Mohon tunggu...
Yayan Sopian
Yayan Sopian Mohon Tunggu... Guru - Guru yang belum bisa digugu dan ditiru

..

Selanjutnya

Tutup

Travel Story Artikel Utama

Ketika Bersua dengan Burung Surga di Amerika

7 Maret 2017   19:47 Diperbarui: 1 April 2017   12:00 1202
+
Laporkan Konten
Laporkan Akun
Kompasiana adalah platform blog. Konten ini menjadi tanggung jawab bloger dan tidak mewakili pandangan redaksi Kompas.
Lihat foto
Pihak KJRI di Houston bersama para penari (sumber : www.kemlu.go.id)

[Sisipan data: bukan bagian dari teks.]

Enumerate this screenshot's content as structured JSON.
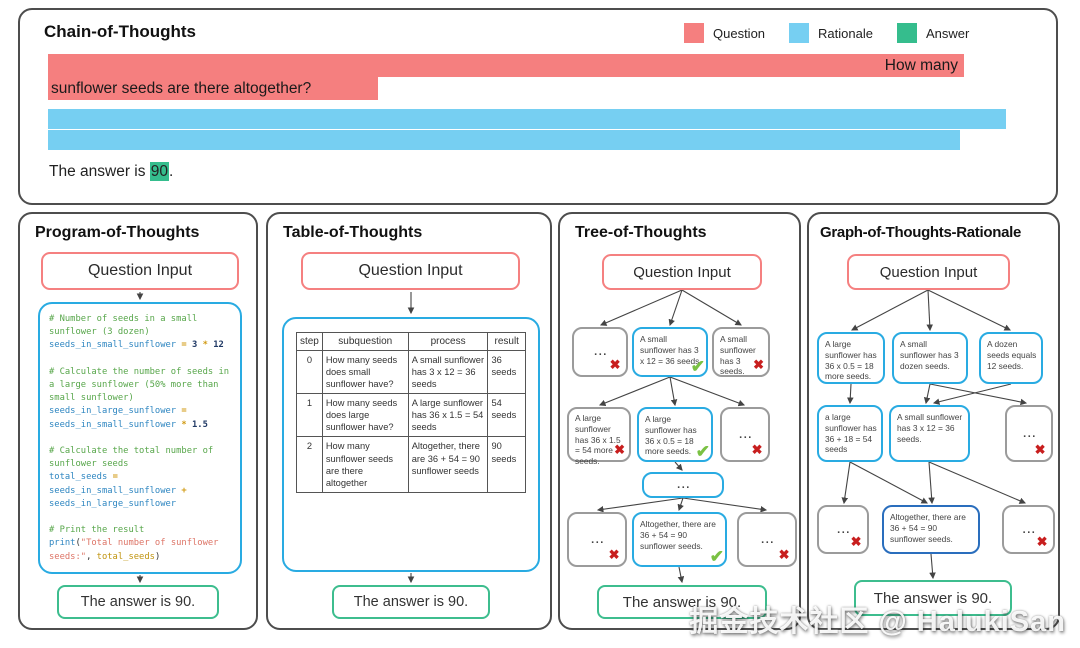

“ When seen in this attitude, the Birds of Paradise really deserves its name and must be ranked as one of the most beautiful and wonderful of living things

Alfred Russel Wallace, 1869

Genap hampir 2 bulan lalu penulis mengunjungi kota ini, tepatnya tanggal 24 - 26 Desember 2016. Bukan sebuah kebetulan ataupun tak direncanakan untuk mengunjungi kota tersebut. Bermodalkan hasil “pengetatan ikat pinggang” sebagai anak kos di negeri orang, akhirnya kota ini dapat dituju. Untuk menempuh kota Dallas dari tempat studi, terhitung 2 kali penerbangan dan 1 kali perjalanan kereta.  Dengan rute penerbangan Huntington (West Virginia) – Charlotte (North Carolina) – Dallas (Texas) kurang lebih 3,5 jam ,  plus30 menit perjalanan darat dengan armada terintegrasi bernama DART (Dallas Area Rapid Transit), dari bandara Dallas Forth Worth ke pusat kota Dallas.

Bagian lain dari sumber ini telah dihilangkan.